The good way is to require that the customer can flash custom firmware to the device and the hardware has sufficient published documentation for a third party to make drivers for it (the easiest way to satisfy which would be to publish open source drivers and firmware).

That way if the manufacturer goes bust, as some of them will even independent of trying to get out of the requirement, someone else can still patch the device. And that someone will be more likely to exist, because communities like DD-WRT will have already produced custom firmware for the device and be there to patch serious vulnerabilities even if the manufacturer is gone.

The same thing happened to my car — they discontinued support for the cellular module it shipped with. I had to bring it in (and I believe pay something) to have the module updated. I did not and now it no longer has the online functionality.

Brakes are not internet-connected, but where the line is between features or functions that might be lost and those that represent the core of the product is an interesting question.

That's the thing though: most IoT devices shouldn't be Internet-connected, and most definitely should not depend on a vendor cloud (or increasingly, a cloud of a different vendor that sold white-label IoT solution to the "vendor" you you bought the device from). It's an unnecessary limitation, a combination of laziness (going over cloud is easier than figuring out local-first and standardizing on some VPN solution) and abusive business (the cloud on the other side of the world is holding your Internet-connected air conditioner hostage, better play nice).

If brakes are not Internet-connected, that's mostly because they were established before Internet - and given the trends in car manufacturing in general, it's only a matter of time.

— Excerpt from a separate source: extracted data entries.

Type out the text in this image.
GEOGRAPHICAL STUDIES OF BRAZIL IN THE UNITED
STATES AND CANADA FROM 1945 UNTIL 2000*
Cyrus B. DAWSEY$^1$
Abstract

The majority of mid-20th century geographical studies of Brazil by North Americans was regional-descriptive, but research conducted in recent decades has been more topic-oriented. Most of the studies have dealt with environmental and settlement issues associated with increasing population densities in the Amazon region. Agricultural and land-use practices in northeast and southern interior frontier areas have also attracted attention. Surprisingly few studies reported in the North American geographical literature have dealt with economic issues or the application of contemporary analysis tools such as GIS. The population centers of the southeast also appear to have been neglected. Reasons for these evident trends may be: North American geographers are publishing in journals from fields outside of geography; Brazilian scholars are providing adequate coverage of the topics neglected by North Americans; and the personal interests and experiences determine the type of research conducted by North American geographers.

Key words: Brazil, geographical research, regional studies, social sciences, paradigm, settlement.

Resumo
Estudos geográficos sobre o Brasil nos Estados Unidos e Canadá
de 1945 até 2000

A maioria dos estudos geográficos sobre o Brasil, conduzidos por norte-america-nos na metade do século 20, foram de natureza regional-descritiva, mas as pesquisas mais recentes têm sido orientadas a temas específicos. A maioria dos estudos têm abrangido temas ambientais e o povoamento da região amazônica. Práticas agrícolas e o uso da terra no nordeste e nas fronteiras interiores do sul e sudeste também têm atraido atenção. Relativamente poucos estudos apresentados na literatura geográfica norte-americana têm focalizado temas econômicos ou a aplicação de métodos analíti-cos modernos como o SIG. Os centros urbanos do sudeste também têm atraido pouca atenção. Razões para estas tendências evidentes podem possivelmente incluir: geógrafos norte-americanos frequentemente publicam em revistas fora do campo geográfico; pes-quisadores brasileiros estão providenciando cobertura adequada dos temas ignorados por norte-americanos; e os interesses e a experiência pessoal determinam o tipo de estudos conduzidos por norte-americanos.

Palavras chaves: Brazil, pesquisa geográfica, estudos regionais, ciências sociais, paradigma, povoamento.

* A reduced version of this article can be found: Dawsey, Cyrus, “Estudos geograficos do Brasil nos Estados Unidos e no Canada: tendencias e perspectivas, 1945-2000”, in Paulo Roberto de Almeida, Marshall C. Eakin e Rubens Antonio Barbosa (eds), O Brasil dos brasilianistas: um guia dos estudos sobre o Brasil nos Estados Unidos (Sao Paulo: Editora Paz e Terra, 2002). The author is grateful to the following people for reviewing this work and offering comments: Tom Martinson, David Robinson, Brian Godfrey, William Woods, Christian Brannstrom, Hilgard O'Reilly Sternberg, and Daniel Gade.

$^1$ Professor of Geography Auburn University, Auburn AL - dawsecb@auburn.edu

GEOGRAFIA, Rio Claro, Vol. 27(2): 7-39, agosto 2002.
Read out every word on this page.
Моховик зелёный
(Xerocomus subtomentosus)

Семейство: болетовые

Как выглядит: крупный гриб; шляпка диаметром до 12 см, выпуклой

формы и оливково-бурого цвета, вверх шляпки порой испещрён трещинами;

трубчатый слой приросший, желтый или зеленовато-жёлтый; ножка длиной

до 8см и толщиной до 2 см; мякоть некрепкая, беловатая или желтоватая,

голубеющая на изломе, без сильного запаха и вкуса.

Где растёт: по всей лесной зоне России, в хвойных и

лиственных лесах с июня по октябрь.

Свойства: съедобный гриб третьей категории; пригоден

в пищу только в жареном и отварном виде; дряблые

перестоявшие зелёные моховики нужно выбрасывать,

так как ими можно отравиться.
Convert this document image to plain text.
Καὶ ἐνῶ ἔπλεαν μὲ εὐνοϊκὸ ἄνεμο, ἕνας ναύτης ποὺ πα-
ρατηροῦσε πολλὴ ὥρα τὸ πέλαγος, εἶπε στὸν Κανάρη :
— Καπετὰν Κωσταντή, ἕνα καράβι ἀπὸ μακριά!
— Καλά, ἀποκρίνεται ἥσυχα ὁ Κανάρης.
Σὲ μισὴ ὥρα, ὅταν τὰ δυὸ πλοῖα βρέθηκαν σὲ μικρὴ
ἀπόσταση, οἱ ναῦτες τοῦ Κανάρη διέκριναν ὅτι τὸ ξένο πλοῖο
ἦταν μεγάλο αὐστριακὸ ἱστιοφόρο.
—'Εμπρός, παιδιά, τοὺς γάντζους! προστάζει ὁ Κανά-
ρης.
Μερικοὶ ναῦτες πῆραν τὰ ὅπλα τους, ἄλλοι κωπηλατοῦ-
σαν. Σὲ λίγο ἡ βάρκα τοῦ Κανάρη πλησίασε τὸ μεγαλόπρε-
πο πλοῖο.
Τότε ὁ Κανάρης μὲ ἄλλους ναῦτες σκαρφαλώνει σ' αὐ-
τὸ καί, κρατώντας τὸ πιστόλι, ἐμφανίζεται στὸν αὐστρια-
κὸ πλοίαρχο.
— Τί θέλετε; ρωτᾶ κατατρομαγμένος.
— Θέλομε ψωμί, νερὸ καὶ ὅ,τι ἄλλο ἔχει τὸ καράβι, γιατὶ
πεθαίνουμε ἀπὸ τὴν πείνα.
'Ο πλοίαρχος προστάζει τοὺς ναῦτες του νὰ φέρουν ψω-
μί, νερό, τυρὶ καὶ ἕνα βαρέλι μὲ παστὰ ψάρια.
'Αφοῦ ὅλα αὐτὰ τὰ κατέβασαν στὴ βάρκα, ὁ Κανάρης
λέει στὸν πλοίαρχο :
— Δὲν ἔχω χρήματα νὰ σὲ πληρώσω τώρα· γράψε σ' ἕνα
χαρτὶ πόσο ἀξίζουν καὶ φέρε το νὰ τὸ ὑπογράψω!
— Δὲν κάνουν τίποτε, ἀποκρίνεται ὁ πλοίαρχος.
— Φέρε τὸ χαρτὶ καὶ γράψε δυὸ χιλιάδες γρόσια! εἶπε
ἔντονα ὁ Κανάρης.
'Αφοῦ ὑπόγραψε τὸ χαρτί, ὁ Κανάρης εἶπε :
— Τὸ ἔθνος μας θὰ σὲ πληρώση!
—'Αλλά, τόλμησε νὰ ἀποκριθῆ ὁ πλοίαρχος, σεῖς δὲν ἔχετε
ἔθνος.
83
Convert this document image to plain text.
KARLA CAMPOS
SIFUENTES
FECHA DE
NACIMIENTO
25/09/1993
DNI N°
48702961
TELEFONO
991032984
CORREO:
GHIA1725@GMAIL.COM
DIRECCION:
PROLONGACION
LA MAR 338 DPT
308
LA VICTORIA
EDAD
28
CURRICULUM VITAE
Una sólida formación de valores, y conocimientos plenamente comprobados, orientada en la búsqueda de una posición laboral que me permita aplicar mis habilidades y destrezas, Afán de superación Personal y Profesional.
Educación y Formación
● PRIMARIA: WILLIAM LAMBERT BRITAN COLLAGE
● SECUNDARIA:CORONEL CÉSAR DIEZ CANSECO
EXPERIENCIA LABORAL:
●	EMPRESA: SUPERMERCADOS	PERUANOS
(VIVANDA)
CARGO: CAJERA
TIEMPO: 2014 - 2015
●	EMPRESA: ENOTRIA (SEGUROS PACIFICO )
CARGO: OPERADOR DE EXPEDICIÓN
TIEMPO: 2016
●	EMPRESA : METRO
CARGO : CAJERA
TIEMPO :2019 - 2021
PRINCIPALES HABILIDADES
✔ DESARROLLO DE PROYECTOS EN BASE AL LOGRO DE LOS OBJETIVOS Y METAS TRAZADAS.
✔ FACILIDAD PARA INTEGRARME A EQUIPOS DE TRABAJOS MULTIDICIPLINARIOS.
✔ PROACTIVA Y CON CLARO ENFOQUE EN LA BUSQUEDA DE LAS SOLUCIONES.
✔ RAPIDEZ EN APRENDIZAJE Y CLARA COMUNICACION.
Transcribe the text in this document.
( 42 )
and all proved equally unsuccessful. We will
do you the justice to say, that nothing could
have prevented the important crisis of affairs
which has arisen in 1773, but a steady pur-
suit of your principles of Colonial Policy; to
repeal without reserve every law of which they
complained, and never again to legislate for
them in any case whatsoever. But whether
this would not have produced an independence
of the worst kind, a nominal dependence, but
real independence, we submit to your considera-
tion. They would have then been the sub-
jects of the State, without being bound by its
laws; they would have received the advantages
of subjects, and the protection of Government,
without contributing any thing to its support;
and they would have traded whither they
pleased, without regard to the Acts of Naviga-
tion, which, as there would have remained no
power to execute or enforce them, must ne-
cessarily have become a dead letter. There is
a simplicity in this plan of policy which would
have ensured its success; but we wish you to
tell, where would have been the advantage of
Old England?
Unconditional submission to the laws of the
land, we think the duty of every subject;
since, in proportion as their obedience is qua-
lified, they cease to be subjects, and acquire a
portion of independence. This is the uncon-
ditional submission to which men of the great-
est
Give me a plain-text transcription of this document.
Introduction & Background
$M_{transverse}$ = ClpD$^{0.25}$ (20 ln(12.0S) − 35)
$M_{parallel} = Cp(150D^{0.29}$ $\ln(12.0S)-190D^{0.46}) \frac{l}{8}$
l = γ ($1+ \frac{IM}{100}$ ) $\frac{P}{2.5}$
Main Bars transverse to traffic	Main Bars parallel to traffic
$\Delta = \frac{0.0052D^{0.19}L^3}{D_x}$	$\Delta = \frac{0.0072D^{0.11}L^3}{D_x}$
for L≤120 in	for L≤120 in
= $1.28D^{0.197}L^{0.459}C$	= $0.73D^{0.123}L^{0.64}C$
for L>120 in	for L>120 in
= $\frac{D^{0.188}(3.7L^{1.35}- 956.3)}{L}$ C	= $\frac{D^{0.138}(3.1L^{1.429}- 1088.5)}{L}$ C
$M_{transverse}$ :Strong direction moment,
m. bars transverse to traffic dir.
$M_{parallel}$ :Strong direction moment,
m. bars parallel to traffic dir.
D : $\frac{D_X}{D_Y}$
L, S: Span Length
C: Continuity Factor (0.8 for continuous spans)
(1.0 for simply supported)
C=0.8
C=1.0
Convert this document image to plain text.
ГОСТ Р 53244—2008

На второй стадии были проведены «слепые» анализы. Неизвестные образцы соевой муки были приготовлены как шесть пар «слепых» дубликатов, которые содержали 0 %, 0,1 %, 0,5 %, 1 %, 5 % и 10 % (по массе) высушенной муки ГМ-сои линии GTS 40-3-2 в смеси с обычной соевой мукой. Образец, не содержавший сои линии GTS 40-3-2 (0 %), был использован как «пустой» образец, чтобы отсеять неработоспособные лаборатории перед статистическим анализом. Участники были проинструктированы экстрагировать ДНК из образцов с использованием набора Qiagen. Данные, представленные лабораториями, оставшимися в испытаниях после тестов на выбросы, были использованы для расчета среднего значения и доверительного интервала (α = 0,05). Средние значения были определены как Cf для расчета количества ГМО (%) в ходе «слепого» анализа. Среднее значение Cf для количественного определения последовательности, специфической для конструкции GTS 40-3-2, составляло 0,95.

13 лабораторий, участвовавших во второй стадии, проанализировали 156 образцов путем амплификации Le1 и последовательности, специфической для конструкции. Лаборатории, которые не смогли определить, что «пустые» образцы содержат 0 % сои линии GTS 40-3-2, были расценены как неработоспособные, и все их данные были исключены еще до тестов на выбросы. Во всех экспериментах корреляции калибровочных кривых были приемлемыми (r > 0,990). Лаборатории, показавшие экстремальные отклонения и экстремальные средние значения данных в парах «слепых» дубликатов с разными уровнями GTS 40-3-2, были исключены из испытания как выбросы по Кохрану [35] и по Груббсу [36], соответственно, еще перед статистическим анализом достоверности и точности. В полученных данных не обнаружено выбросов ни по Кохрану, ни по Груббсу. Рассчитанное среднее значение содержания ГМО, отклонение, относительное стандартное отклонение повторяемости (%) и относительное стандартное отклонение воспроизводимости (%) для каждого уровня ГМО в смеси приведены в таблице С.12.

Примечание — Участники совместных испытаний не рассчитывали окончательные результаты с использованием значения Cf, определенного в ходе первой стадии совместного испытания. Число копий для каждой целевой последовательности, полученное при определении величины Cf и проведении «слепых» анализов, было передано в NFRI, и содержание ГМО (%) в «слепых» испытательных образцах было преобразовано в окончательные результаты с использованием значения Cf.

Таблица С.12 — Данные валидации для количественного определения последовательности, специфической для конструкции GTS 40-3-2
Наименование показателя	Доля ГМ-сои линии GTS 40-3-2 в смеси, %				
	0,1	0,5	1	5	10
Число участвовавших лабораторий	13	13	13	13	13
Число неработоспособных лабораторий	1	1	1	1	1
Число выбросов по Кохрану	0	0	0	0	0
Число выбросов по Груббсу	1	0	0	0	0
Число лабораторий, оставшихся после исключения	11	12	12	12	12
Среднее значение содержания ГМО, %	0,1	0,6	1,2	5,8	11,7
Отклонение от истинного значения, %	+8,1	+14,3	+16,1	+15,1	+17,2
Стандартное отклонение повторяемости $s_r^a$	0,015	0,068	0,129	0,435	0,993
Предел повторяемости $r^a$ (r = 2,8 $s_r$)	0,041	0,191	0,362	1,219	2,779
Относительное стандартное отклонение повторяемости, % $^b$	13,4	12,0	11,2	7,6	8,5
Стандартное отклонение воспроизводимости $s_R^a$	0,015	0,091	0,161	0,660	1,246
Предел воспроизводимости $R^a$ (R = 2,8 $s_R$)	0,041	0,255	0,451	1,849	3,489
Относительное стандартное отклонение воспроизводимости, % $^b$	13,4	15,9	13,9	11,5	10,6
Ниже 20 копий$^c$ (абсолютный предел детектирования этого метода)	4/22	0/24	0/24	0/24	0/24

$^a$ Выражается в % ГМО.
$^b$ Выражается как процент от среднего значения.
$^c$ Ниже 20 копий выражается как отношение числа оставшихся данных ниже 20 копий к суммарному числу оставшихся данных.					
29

(In some sense, we're already there - if you have cloud-connected self-driving, and that self-driving can override your command to apply brakes, then your brakes are de-facto Internet-connected, even if connectivity isn't a hard dependency in all cases just yet.)

Brakes are fundamentally both a safety-critical system, and one that is both relatively well isolated from other systems, and dead simple in principle (a bike has simple mechanical brakes and a 3yro could explain why they work).

The issue with software OTOH, is that a security hole in one trivial component (e.g. resize images to make thumbnails) can often lead to a full system compromise. Even if you don't get full root, you can still use a compromised system to your advantage: steal personal data, use it in a botnet, serve malware, mine proof of waste, etc.

On top of that, adding a dependency is often made very easy by modern package managers, and as the number goes up it gets rather difficult even to vet your direct dependencies, let alone transitive. Installing brakes in a vehicle doesn't automatically pull in a kitchen sink, but in the software world it's widely accepted, almost inevitable. You can spend your time removing the 90% of that library that you don't need, and rewriting the remaining 10%, or you do the "reasonable" thing and just ship.